Or het friends will ask me, "if you had to pick one gender which one would it be?" and I'll tell them how I can't do that and how I need both and that porn/erotic fiction only does so much, and that if I were married to a woman in a closed relationship that I'd cheat.

I will joke about stuff though. People take the politics of bisexuality, and sexuality in general WAY too seriously and I'll joke about being a pig, a switchitter, or being as rare as a unicorn.

izzfan
Dec 1, 2006, 1:21 PM
Yeah, quite a good definition of what exactly constitutes 'biphobia' exceot for perhaps the last one: "Avoid mentioning to friends that you are involved with a bisexual or working with a bisexual group because you are afraid they will think you are a bisexual" if u are still in the closet about being bisexual then that might have more to do with secrecy than prejudice.
As for the others, its quite interesting to see how subtle biphobia often is and several of them I would probably not recognise as biphobia had I not recognised the article. But as for the: "Feeling that bisexual people are too outspoken and pushy about their visibility and rights" I've never heard anyone say that before, if only there were more visible bi activists and if only the bi flag was flown more often (I once told a gay friend, who had been to several pride parades in the past about the bi flag and he had never heard of it lol).
As for Diamond Dog's comment about men thinking they are 'straight' if they only recieve blowjobs from men... I find this quite funny as they are clearly Bi but don't want to admit to it. I mean if they were more willing to admit (at least to themselves, if no-one else) that they were bisexual, it could really help the cause of Bi rights. But we also need to tackle the homophobia/biphobia in society that leads these Bi men to deny that they are bi

Izzfan

tommyswing
Dec 1, 2006, 6:00 PM
It struck me as I was reading how much things have changed. When I was diamonddogs age, being bi was considered pretty sick, as in mental illness. When I was about 19 or 20 the DSM3 created quite a storm when it no longer considred homosexuality a mental illness. I remember hopeing this was a stage who wants to be mentally ill.

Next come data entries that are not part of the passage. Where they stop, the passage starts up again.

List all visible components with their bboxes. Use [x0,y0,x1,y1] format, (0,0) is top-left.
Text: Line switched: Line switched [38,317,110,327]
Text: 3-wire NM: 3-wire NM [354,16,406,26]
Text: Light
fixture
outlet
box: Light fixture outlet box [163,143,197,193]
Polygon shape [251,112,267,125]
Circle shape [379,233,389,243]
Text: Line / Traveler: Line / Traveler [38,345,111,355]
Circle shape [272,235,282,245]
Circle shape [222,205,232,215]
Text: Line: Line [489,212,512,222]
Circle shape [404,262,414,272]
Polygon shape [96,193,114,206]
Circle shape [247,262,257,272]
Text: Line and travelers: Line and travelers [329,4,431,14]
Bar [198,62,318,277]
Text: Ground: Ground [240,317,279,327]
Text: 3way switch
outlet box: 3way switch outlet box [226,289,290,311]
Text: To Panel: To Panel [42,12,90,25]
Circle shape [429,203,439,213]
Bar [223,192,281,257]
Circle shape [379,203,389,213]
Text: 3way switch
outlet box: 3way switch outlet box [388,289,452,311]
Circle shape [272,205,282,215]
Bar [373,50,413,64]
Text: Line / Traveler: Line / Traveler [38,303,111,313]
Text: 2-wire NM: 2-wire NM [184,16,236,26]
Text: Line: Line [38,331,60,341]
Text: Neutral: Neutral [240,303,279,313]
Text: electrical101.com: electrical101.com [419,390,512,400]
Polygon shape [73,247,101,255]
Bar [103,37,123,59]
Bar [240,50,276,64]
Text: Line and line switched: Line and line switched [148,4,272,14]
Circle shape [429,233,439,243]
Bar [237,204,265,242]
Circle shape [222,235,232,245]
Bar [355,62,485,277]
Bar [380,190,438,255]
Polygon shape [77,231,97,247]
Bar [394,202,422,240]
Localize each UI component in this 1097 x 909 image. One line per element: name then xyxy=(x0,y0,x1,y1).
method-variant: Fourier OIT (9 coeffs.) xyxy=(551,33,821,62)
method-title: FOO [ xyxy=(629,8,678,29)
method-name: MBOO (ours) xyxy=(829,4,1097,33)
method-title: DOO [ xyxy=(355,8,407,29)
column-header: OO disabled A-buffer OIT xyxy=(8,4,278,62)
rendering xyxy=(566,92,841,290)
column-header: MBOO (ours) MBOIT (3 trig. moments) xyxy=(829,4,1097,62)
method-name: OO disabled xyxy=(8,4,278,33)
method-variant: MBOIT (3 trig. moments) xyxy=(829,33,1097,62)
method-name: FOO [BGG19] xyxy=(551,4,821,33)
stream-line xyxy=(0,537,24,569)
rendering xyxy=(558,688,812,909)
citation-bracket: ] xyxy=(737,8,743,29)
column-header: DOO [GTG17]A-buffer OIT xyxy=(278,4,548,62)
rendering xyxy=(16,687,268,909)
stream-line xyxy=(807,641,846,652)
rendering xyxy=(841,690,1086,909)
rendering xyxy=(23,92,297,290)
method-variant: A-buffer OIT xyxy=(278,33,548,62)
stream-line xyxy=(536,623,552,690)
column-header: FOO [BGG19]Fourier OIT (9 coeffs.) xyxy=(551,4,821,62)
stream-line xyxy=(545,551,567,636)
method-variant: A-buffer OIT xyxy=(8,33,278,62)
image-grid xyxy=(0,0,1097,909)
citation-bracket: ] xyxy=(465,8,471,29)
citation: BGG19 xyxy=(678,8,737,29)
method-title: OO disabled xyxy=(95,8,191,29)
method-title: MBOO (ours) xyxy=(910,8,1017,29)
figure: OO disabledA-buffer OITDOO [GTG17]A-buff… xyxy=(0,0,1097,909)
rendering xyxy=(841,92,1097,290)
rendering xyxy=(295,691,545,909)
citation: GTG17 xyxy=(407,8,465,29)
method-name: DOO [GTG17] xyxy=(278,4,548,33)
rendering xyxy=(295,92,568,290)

As for today I find gay people to be as bigoted as heterosexuals. I've also heard your going through a phase, or a fence sitter "this phase has lasted 40 years. I don't really care I sometimes find it amusing the ones the decry how their treated by the str8 community, turn around and do the same thing, and for the life of them cannot see the hypocrisy.

The guys that will have sex with guys and consider them self’s srt8 crack me up. I was seeing a young guy who would make sure I understood he was str8 and 10 min later we would be in the rack together screwing our brains out, he was a total bottom. I think it was a culture issue; he was Hispanic this seemed to ego threatening. I hope he was able to work it out.
I also could never be happy with just one sex, I guess in that way I fit the stereotype of the bi person

izzfan
Dec 2, 2006, 11:03 PM
hmmm..... interesting experience of biphobia today. I was talking with a group of friends [gay and straight] this evening (technically yesterday evening lol) and for some reason or other, the topic of bisexuality came up. I heard statements such as "Its a fashion statement", "Bisexuality doesn't really exist" and "People say that they're bisexual just to get attention". I tried arguing the case of bisexuality by saying that being bi doesn't necessarily mean 50% gay and 50% straight, I also mentioned the Kinsey scale. None of them really took that much notice (they all know that I am Bi.... but 75% gay and 25% straight... I can't really call myself 'gay' because I definately feel attractions to women too... However I don't feel attraction for both simultaneously, its either one or the other at any given point in time, nevertheless I consider this to be a form of bisexuality). The conversation soon moved on to other topics but this shocked me considerably because for a start they all know that I consider myself to be bisexual (ok, I've only had male partners so far but I'm not entirely ruling out doing anything with women) and that I was the only one speaking up in support of bisexality, also these people are good friends of mine and are usually great people.

Oh, I found the person who inadvertantly prompted me to join this site [ He was a DJ at an event @ my univeristy's LGBT society last month and I reqested a tune by 'The Offspring' (a stereotypically 'straight' band) and the DJ kept on asking if I was 'one of those bisexuals'... I was kind of shocked and amused by this so I ended up joining this forum]. Well, I met this bloke and he seemed to think that I had 'bisexual' tastes in music but that I was actually gay.... how he can make generalisations about my sexuality after meeting me twice, I don't know lol.